In questo significativo anniversario, elevo anche il mio ricordo al mio predecessore e primo Prelato dell’Opus Dei, Mons. Álvaro del Portillo, e lo supplico di continuare dal Cielo ad aiutarci a seguire quella strada di piena fedeltà allo spirito del nostro Fondatore che egli seppe percorrere così bene. Alla Santa Madre di Dio affido questi nostri propositi. Il nostro amatissimo Padre, il Beato Josemaría, li consegnerà nelle sue mani materne affinché Ella li presenti per noi alla Trinità. All’intercessione del Beato Josemaría e alle vostre preghiere desidero infine affidare i cinquantaquattro fedeli della Prelatura che riceveranno il prossimo 7 luglio l’ordine del diaconato, per disporsi in seguito a servire come sacerdoti la Chiesa e la Prelatura.

Chiediamo quindi che possa compiersi nella vita di ciascuno di noi, sulla strada che conduce fino all’Amore che non conosce tramonto, quel programma che il nostro santo Fondatore amava riepilogare così: «Omnes cum Petro ad Iesum per Mariam!» Lo chiedo a Dio per ognuno di voi e chiedo a voi di implorarlo a Dio per me. Così sia!

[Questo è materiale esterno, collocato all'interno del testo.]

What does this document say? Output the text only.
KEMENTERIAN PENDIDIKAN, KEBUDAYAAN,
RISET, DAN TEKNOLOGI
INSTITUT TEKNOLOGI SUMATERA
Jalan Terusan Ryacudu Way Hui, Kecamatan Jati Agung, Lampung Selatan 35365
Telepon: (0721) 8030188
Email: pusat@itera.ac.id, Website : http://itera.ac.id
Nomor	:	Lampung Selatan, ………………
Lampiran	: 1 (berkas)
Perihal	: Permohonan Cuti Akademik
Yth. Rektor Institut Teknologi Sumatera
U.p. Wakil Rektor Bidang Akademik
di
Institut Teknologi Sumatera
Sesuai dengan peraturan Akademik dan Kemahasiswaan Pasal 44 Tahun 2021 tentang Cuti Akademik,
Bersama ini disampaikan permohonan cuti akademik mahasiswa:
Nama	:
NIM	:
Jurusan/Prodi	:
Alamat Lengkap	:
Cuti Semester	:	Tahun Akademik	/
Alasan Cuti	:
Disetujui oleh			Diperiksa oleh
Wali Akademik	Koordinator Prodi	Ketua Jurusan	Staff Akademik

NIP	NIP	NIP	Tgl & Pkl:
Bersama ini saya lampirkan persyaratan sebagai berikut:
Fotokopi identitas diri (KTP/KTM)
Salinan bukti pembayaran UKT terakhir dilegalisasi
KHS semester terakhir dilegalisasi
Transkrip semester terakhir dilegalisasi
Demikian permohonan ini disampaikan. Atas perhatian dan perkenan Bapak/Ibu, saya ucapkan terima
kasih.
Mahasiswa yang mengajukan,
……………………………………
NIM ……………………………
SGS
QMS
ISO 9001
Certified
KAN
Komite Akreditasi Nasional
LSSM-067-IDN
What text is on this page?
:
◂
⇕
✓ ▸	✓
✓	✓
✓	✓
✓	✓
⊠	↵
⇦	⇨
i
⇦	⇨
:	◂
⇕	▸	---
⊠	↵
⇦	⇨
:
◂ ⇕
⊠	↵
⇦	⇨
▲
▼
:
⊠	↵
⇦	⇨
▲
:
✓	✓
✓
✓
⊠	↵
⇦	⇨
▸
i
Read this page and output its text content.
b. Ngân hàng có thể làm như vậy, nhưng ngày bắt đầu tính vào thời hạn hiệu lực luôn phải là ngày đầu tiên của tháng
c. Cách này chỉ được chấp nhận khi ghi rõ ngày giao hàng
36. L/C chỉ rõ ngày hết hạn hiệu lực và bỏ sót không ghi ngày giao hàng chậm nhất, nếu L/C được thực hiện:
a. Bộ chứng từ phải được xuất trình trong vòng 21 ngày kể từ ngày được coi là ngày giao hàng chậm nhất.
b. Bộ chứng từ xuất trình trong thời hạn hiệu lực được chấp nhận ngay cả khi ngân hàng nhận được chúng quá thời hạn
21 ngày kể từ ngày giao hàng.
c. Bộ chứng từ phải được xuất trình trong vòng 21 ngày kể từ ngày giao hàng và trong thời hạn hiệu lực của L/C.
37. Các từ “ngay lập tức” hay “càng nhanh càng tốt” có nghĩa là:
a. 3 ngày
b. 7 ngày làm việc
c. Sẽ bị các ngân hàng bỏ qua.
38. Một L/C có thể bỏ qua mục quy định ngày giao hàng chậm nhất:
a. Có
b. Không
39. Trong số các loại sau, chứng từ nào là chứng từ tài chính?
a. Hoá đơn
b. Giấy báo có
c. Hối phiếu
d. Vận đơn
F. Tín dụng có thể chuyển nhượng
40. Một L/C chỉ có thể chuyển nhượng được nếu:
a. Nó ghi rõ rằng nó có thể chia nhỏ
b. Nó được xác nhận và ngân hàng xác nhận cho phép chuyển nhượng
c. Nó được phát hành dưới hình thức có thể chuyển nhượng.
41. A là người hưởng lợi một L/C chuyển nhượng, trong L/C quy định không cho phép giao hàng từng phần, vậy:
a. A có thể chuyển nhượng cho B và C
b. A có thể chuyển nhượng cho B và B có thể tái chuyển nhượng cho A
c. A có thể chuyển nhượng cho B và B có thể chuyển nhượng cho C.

[1] Omelia «Amare il mondo appassionatamente», in La Chiesa nostra Madre, Ares, Milano 1993, n. 61.

[2] Rm 8, 27.

[3] Rm 8, 29.

[4] Cfr. A. de Fuenmayor, V. Gómez-Iglesias, J.L. Illanes, L’itinerario giuridico dell’Opus Dei, Giuffrè, Milano 1991, p. 41.

[5] Cfr. Mt 10, 27.

[6] Giovanni Paolo II, Cost. ap. Ut sit, 28-XI-1982, in AAS 75 (1983) 423-425.

[7] Giovanni Paolo II, Lettera alle famiglie, 2-II-1994, n. 5.

[8] Concilio Vaticano II, Cost. past. Gaudium et spes, n. 41.

[9] Giovanni Paolo II, Lett. enc. Evangelium vitæ, 25-III-1995, n. 101.

[10] Cammino, n. 755.

[11] Col 3, 12-14.

Romana, n. 20, Gennaio-Giugno 1995, p. 150-154.